George Osborne broke a social rule every bit as important as Gordon Brown’s economic rules – he leaked details of private parties and confidential conversations for political advantage.
That these conversations took place on a yacht owned by a publicity-shy Russian billionaire and at the holiday villa of a wealthy member of a banking dynasty only compounded the error. That Lord Mandelson was the victim of the briefings made it more likely that the tables would be turned.
It is the breach of etiquette, rather than any potential breach of parliamentary rules, that seems to have most irritated Nathaniel Rothschild, Mr Osborne’s old friend from Oxford and host in Corfu. “It ill behoves all political parties to try and make capital at the expense of another in such circumstances,” he wrote in his letter to The Times yesterday. “Perhaps in future it would be better if all involved accepted the age-old adage that private parties are just that.”
The rich and powerful have a code of silence every bit as powerful as the Mafia’s omertà.
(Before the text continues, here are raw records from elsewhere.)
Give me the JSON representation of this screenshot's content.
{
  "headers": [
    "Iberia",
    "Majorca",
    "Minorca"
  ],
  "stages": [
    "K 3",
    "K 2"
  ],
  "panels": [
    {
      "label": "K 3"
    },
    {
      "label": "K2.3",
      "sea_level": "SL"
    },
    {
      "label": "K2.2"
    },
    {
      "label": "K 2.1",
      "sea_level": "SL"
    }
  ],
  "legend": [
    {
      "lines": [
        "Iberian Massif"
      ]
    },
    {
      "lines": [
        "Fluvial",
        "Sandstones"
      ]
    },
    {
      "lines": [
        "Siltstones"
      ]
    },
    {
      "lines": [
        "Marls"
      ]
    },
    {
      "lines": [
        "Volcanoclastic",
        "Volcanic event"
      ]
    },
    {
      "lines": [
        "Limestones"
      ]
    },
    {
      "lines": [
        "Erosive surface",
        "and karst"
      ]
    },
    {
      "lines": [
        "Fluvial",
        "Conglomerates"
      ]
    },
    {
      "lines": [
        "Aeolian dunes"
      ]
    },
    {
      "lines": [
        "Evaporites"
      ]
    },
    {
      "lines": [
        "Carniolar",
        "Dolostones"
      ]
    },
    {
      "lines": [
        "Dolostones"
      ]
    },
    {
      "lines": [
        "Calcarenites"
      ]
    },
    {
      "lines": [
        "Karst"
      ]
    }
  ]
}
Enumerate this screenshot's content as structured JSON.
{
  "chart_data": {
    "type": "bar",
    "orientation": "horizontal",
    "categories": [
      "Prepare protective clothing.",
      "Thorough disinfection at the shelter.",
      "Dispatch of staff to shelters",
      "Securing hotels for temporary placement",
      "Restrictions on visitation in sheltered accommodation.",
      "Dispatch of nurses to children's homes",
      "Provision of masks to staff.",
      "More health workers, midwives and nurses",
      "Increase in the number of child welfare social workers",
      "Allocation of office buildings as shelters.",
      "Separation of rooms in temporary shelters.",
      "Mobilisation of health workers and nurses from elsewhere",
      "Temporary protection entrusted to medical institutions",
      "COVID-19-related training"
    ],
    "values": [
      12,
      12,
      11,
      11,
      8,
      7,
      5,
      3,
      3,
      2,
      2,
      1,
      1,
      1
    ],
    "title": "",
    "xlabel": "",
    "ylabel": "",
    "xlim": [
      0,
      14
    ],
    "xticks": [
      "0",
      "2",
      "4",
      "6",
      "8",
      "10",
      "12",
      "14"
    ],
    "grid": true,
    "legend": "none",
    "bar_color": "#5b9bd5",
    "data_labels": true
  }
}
The assumption is that those who join the Family will obey the rules because they, too, might one day have something – either personal or professional – that they would prefer to keep private.
It is particularly important that this code is adhered to when senior figures from different political parties are mingling socially in a way that would never have happened in a more ideological age. Mr Rothschild is not the only well-connected power broker to bridge the political divide. At Elisabeth Murdoch’s 40th birthday party recently, David Cameron and Mr Osborne brushed shoulders with David Miliband, Tessa Jowell and Tony Blair. These influential, politically androgenous hosts have to be able to guarantee that what guests say will go no farther. Their own reputations, as well as those of their guests, depend on it.
Mr Rothschild is convinced that Mr Osborne, a fellow member of the Bullingdon Club in their student days, broke the code when he returned from Corfu by spreading rumours about the Business Secretary’s dealings with Russia’s richest man and letting it be known that Lord Mandelson had “dripped poison” about the Prime Minister into his ear. The result was the political equivalent of a horse’s head to the Shadow Chancellor’s bed. “Nat hopes they can still be friends,” one ally of Mr Rothschild said. “But he thinks George has shown very bad manners.”
As the son of a baronet and a debutante, Mr Osborne might have been expected to understand better the etiquette of being a house guest. But he is also one of the Tories’ sharpest political operators. He could not, it appears, resist embarrassing Labour's own strategic capo di capi when he returned to the political front line. He did not realise how dangerous it would be.